Mission Neighborhood Center, administer of the program at Potrero Hill Kids preschool, follows the philosophy of “Creative Curriculum”. This method describes and demonstrates how to plan a developmentally appropriate program focusing on ten well-organized interest areas. Its underlying philosophy draws from Jean Piaget’s work on cognitive development, Erik Erikson’s stages of socio-emotional development, and accepted theories of how children learn best. The approach is practical, easy-to-understand, and immediately applicable to a variety of settings.

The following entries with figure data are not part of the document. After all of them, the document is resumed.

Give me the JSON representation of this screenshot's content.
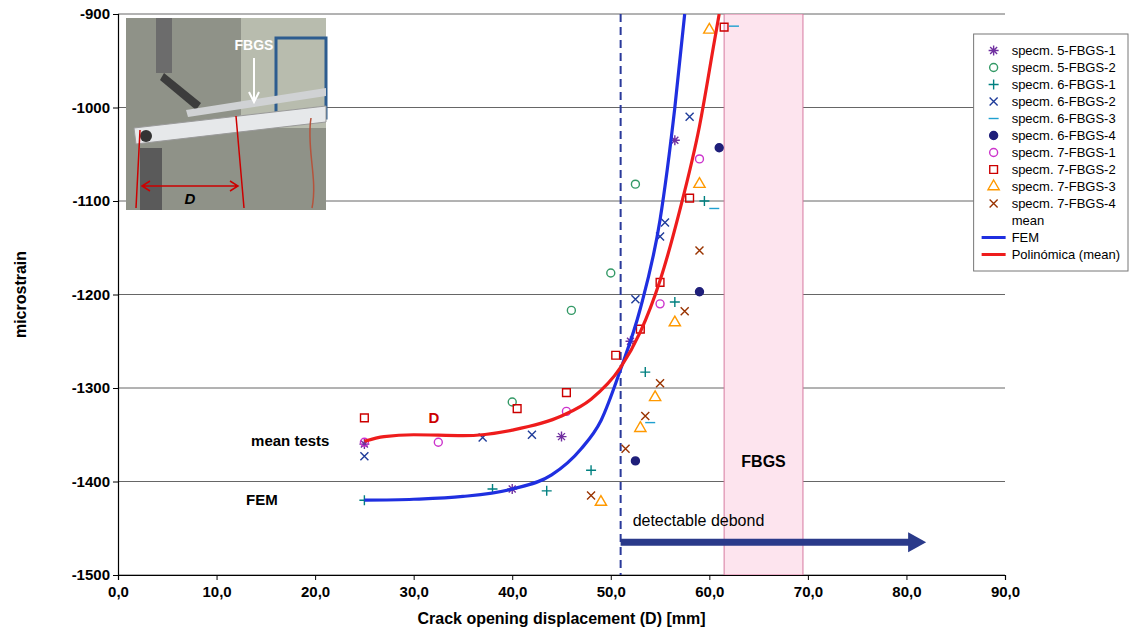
{
  "chart_data": {
    "type": "scatter",
    "x_label": "Crack opening displacement (D)   [mm]",
    "y_label": "microstrain",
    "xlim": [
      0,
      90
    ],
    "xticks": [
      {
        "value": 0,
        "label": "0,0"
      },
      {
        "value": 10,
        "label": "10,0"
      },
      {
        "value": 20,
        "label": "20,0"
      },
      {
        "value": 30,
        "label": "30,0"
      },
      {
        "value": 40,
        "label": "40,0"
      },
      {
        "value": 50,
        "label": "50,0"
      },
      {
        "value": 60,
        "label": "60,0"
      },
      {
        "value": 70,
        "label": "70,0"
      },
      {
        "value": 80,
        "label": "80,0"
      },
      {
        "value": 90,
        "label": "90,0"
      }
    ],
    "ylim": [
      -1500,
      -900
    ],
    "yticks": [
      -1500,
      -1400,
      -1300,
      -1200,
      -1100,
      -1000,
      -900
    ],
    "grid": true,
    "legend": "right",
    "series": [
      {
        "name": "specm. 5-FBGS-1",
        "type": "scatter",
        "marker": "asterisk",
        "color": "#7030a0",
        "x": [
          25,
          40,
          45,
          52,
          56.5
        ],
        "values": [
          -1360,
          -1408,
          -1352,
          -1250,
          -1035
        ]
      },
      {
        "name": "specm. 5-FBGS-2",
        "type": "scatter",
        "marker": "circle",
        "color": "#339966",
        "x": [
          40,
          46,
          50,
          52.5
        ],
        "values": [
          -1315,
          -1217,
          -1177,
          -1082
        ]
      },
      {
        "name": "specm. 6-FBGS-1",
        "type": "scatter",
        "marker": "plus",
        "color": "#008080",
        "x": [
          25,
          38,
          43.5,
          48,
          53.5,
          56.5,
          59.5
        ],
        "values": [
          -1420,
          -1408,
          -1410,
          -1388,
          -1283,
          -1208,
          -1100
        ]
      },
      {
        "name": "specm. 6-FBGS-2",
        "type": "scatter",
        "marker": "x",
        "color": "#1f3c9a",
        "x": [
          25,
          37,
          42,
          52.5,
          55,
          55.5,
          58
        ],
        "values": [
          -1373,
          -1353,
          -1350,
          -1205,
          -1138,
          -1123,
          -1010
        ]
      },
      {
        "name": "specm. 6-FBGS-3",
        "type": "scatter",
        "marker": "dash",
        "color": "#1fa0d0",
        "x": [
          54,
          60.5,
          62.5
        ],
        "values": [
          -1337,
          -1108,
          -913
        ]
      },
      {
        "name": "specm. 6-FBGS-4",
        "type": "scatter",
        "marker": "dot",
        "color": "#1f1f7a",
        "x": [
          52.5,
          59,
          61
        ],
        "values": [
          -1378,
          -1197,
          -1043
        ]
      },
      {
        "name": "specm. 7-FBGS-1",
        "type": "scatter",
        "marker": "circle",
        "color": "#cc33cc",
        "x": [
          25,
          32.5,
          45.5,
          55,
          59
        ],
        "values": [
          -1358,
          -1358,
          -1325,
          -1210,
          -1055
        ]
      },
      {
        "name": "specm. 7-FBGS-2",
        "type": "scatter",
        "marker": "square",
        "color": "#cc0000",
        "x": [
          25,
          40.5,
          45.5,
          50.5,
          53,
          55,
          58,
          61.5
        ],
        "values": [
          -1332,
          -1322,
          -1305,
          -1265,
          -1237,
          -1187,
          -1097,
          -914
        ]
      },
      {
        "name": "specm. 7-FBGS-3",
        "type": "scatter",
        "marker": "triangle",
        "color": "#ff9900",
        "x": [
          49,
          53,
          54.5,
          56.5,
          59,
          60
        ],
        "values": [
          -1422,
          -1343,
          -1310,
          -1230,
          -1082,
          -917
        ]
      },
      {
        "name": "specm. 7-FBGS-4",
        "type": "scatter",
        "marker": "x",
        "color": "#993300",
        "x": [
          48,
          51.5,
          53.5,
          55,
          57.5,
          59
        ],
        "values": [
          -1415,
          -1365,
          -1330,
          -1295,
          -1218,
          -1153
        ]
      },
      {
        "name": "mean",
        "type": "scatter",
        "marker": "none",
        "color": "#cc0000",
        "x": [],
        "values": []
      },
      {
        "name": "FEM",
        "type": "line",
        "marker": "none",
        "color": "#1f2fe0",
        "x": [
          25,
          30,
          35,
          40,
          44,
          47,
          49,
          51,
          53,
          55,
          56.5,
          57.5
        ],
        "values": [
          -1420,
          -1419,
          -1416,
          -1408,
          -1393,
          -1365,
          -1335,
          -1280,
          -1215,
          -1120,
          -1000,
          -900
        ]
      },
      {
        "name": "Polinómica (mean)",
        "type": "line",
        "marker": "none",
        "color": "#ee1c1c",
        "x": [
          25,
          27,
          30,
          35,
          40,
          45,
          48,
          51,
          53,
          55,
          57,
          59,
          60.5,
          61
        ],
        "values": [
          -1357,
          -1352,
          -1350,
          -1351,
          -1345,
          -1330,
          -1312,
          -1278,
          -1240,
          -1185,
          -1110,
          -1020,
          -930,
          -900
        ]
      }
    ],
    "shaded_region": {
      "x": [
        61.5,
        69.5
      ],
      "label": "FBGS",
      "color": "#fde4ee"
    },
    "vline": {
      "x": 51,
      "line_style": "dashed",
      "color": "#2a3a9a"
    },
    "arrow": {
      "x": [
        51,
        82
      ],
      "y": -1465,
      "label": "detectable debond",
      "color": "#2a3a8a"
    },
    "annotations": [
      {
        "text": "mean tests",
        "x": 13.5,
        "y": -1362,
        "color": "#000000"
      },
      {
        "text": "FEM",
        "x": 13,
        "y": -1425,
        "color": "#000000"
      },
      {
        "text": "D",
        "x": 31.5,
        "y": -1337,
        "color": "#cc0000"
      }
    ],
    "inset": {
      "labels": [
        "FBGS",
        "D"
      ]
    }
  }
}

The philosophy behind our curriculum is that young children learn best by doing. Learning is not just repeating what someone else says; it requires active thinking and experimenting to find out how things work and to learn firsthand about the world we live in. In their early years, children explore the world around them by using all their senses (touching, tasting, listening, smelling, and looking). In using real materials such as blocks and trying out their ideas, children learn about sizes, shapes, and colors and they notice relationships between things. Play provides the foundation for academic or “school” learning. It is the preparation children need before they learn highly abstract symbols such as letters (which are symbols for sounds) and numbers (which are symbols for number concepts). Play enables us to achieve the key goals of our early childhood curriculum. Play is the work of young children.
The most important goal of our early childhood curriculum is to help children become enthusiastic learners. This means encouraging children to be active and creative explorers who are not afraid to try out their ideas and to think their own thoughts. Our goal is to help children become independent, self-confident, inquisitive learners. We are teaching them how to learn, not just in preschool, but all through their lives. We’re allowing them to learn at their own pace and in the ways that are best for them. We are giving them good habits and attitudes, particularly a positive sense of themselves, which will make a difference throughout their lives.
The activities we plan for children, the way we organize the environment, select toys and materials, plan the daily schedule, and talk with children, are all designed to accomplish the goals of our curriculum and give your child a successful start in school.
Our long history of bi-lingual program expertise is applied to the Creative Curriculum in that children will learn these concepts in both Spanish and English. Given that this is not an immersion program, but truly bi-lingual, teachers will introduce the Spanish language first by simply commands and sounds. Gradually, the method will migrate to story-telling until a wide range of vocabulary is understood.